Il est facile de se perdre dans le débat entre Ottawa et Québec sur qui est responsable de l’explosion de l’immigration temporaire. En fait, les deux contribuent, mais grâce à l’Accord Canada-Québec relatif à l’immigration et à l’admission temporaire des aubains de 1991, le Québec peut la contrôler sur son territoire.

Il y a quatre sources légales d’immigration temporaire : les demandeurs d’asile et trois programmes de permis, un pour les permis d’études et deux pour les permis de travail, soit le Programme des travailleurs étrangers temporaires (PTET) et le Programme de mobilité internationale (PMI). Selon les données publiées sur le nombre de titulaires de ces trois programmes au 31 décembre 2022, les permis d’études représentaient 46 % du total, le PTET 17,5 % et le PMI 36,5 %.

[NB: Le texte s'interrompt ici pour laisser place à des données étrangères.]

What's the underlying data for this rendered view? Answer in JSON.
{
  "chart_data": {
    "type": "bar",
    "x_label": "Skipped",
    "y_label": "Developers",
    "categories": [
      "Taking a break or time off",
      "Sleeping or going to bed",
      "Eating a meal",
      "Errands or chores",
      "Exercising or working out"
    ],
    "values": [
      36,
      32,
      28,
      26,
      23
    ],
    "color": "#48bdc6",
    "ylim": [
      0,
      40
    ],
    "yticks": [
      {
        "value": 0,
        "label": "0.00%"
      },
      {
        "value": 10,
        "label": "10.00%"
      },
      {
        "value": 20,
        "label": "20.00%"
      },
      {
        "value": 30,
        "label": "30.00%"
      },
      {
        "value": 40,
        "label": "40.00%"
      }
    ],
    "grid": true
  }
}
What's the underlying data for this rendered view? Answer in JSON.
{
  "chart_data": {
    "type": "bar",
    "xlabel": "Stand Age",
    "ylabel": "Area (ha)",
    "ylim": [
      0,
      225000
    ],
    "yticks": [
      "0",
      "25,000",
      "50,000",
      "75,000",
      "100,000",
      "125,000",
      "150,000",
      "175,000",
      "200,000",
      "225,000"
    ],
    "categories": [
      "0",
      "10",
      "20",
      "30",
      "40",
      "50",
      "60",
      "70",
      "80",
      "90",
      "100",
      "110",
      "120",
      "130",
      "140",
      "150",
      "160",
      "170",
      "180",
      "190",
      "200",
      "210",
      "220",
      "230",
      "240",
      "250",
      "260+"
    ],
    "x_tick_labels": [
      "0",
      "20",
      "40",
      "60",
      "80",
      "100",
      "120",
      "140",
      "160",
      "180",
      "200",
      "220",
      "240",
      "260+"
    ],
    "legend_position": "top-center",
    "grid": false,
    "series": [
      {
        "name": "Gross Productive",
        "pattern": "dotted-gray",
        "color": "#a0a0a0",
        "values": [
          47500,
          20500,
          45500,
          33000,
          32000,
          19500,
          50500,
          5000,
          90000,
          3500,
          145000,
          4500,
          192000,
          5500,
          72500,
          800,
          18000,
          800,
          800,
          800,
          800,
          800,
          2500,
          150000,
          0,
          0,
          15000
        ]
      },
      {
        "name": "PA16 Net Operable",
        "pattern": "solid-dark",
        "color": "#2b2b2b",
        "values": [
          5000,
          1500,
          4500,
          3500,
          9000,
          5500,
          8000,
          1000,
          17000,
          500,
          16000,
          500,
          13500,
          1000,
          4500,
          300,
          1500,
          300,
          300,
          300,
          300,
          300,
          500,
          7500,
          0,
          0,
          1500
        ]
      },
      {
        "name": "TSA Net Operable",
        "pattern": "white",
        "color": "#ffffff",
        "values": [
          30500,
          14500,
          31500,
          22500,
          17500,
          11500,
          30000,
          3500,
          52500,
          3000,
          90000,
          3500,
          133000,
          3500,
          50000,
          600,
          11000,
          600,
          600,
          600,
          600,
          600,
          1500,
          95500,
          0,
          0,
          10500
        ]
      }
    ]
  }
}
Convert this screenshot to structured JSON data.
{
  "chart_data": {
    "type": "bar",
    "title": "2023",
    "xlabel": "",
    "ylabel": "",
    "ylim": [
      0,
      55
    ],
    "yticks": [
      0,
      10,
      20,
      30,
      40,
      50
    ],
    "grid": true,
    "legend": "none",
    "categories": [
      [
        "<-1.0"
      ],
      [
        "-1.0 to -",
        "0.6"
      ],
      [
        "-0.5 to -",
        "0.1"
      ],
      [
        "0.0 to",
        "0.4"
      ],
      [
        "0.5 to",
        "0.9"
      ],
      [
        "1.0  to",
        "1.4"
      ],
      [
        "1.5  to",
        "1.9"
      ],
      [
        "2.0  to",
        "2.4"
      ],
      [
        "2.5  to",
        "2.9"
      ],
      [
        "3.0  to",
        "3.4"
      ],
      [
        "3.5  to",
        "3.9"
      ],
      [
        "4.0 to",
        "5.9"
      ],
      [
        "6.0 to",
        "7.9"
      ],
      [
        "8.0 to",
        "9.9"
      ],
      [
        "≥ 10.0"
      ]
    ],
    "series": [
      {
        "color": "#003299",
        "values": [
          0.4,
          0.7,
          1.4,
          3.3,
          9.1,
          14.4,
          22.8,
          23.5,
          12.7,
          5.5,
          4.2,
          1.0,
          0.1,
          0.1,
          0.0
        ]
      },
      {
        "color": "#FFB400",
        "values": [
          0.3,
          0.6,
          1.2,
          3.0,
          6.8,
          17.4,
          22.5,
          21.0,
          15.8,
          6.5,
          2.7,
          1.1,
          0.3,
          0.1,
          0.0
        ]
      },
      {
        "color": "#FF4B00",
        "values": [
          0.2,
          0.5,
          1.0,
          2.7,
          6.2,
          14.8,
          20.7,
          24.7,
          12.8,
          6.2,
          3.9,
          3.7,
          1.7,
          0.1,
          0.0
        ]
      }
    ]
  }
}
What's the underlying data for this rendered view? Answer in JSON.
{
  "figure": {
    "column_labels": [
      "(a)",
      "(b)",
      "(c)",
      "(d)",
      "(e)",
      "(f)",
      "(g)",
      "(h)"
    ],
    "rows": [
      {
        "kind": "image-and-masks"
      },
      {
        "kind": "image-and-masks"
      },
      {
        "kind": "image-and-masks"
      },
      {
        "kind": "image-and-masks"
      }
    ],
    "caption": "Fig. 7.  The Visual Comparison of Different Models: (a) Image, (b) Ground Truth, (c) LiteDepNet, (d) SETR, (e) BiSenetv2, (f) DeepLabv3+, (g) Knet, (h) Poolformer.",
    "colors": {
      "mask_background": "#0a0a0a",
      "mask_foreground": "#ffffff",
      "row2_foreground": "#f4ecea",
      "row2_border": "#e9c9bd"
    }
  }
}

En ce qui concerne les demandeurs d’asile, la situation géopolitique du Canada le rend unique parmi les pays développés. Depuis l’application de l’Entente sur les tiers pays sûrs à l’ensemble de la frontière canado-américaine, le seul moyen d’arriver au Canada pour demander l'asile est l’avion.

Le Canada se sert des visas et des permis temporaires pour tenter de limiter l’arrivée des personnes demandant l’asile. Une décision au début de l'année du gouvernement fédéral, visant à réduire rapidement un inventaire important de demandes de visas de visiteurs, semble avoir donné lieu à une augmentation significative de demandeurs d’asile aux aéroports, surtout de Toronto et de Montréal.

Le Québec contrôle, par les seuils d’immigration permanente, le nombre de ceux qui seront admis éventuellement pour rester au Québec, mais pas le nombre de ceux qui arrivent.

Concernant le Programme des étudiants étrangers, les provinces – compte tenu de leur compétence en matière d’éducation – peuvent adopter des politiques visant à réduire le nombre d’inscriptions de l’étranger dans leurs systèmes d’éducation. Elles ont aussi la responsabilité de désigner les établissements d’enseignement pour les fins d’un permis d’étude.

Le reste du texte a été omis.